Debt density doesn’t account for:

  • Code importance: 100 LOC in payment logic ≠ 100 LOC in logging utils
  • Complexity distribution: One 1000-line god object vs. 1000 simple functions
  • Test coverage: 50% coverage on critical paths vs. low-priority features
  • Team familiarity: New codebase vs. well-understood legacy system

Best practices:

  • Use density as one metric among many
  • Combine with category analysis and tiered prioritization
  • Focus on trend (improving/stable/worsening) over absolute number
  • Consider debt per module for more granular insights

Debt Density in CI/CD

Track density over time:

# Generate report with density
debtmap analyze . --format json --output debt-report.json

# Extract density for trending
DENSITY=$(jq '.debt_density' debt-report.json)

# Store in metrics database
echo "debtmap.density:${DENSITY}|g" | nc -u -w0 statsd 8125

Set threshold gates:

# .github/workflows/debt-check.yml
- name: Check debt density
  run: |
    DENSITY=$(debtmap analyze . --format json | jq '.debt_density')
    if (( $(echo "$DENSITY > 150" | bc -l) )); then
      echo "❌ Debt density too high: $DENSITY (limit: 150)"
      exit 1
    fi
    echo "✅ Debt density acceptable: $DENSITY"

Actionable Insights

Each recommendation includes:

ACTION: What to do

  • “Add 6 unit tests for full coverage”
  • “Refactor into 3 smaller functions”
  • “Extract validation to separate function”

IMPACT: Expected improvement

  • “Full test coverage, -3.7 risk”
  • “Reduce complexity from 22 to 8”
  • “Eliminate 120 lines of duplication”

WHY: Rationale

  • “Business logic with 0% coverage, manageable complexity”
  • “High complexity with low coverage threatens stability”
  • “Repeated validation pattern across 5 files”

Example workflow:

  1. Run analysis with coverage: debtmap analyze . --lcov coverage.lcov
  2. Filter to CRITICAL items: --min-priority critical
  3. Review top 5 recommendations
  4. Start with highest ROI items
  5. Rerun analysis to track progress

Common Patterns to Recognize

Pattern 1: High Complexity, Well Tested

Complexity: 25, Coverage: 95%, Risk: LOW

This is actually good! Complex but thoroughly tested code.

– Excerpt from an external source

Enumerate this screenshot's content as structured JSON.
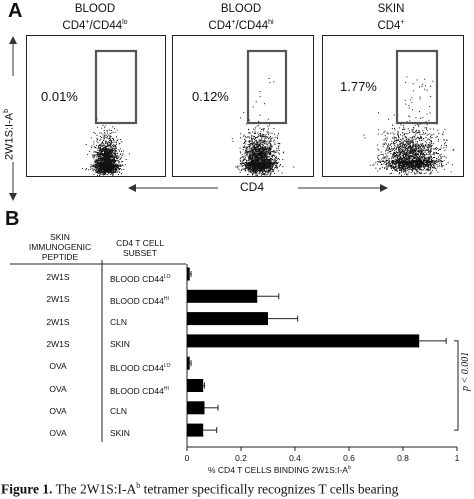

Learn from this approach.

Pattern 2: Moderate Complexity, No Tests

Complexity: 12, Coverage: 0%, Risk: CRITICAL

Highest priority - manageable complexity, should be easy to test.

Pattern 3: Low Complexity, No Tests

Complexity: 3, Coverage: 0%, Risk: LOW

Low priority - simple code, less risky without tests.

Pattern 4: Repetitive High Complexity (Dampened)

Cyclomatic: 20, Effective: 7 (65% dampened), Risk: LOW

Validation or dispatch pattern - looks complex but is repetitive. Lower priority.

Pattern 5: God Object

File: services.rs, Functions: 50+, Responsibilities: 15+

Architectural issue - split before adding features.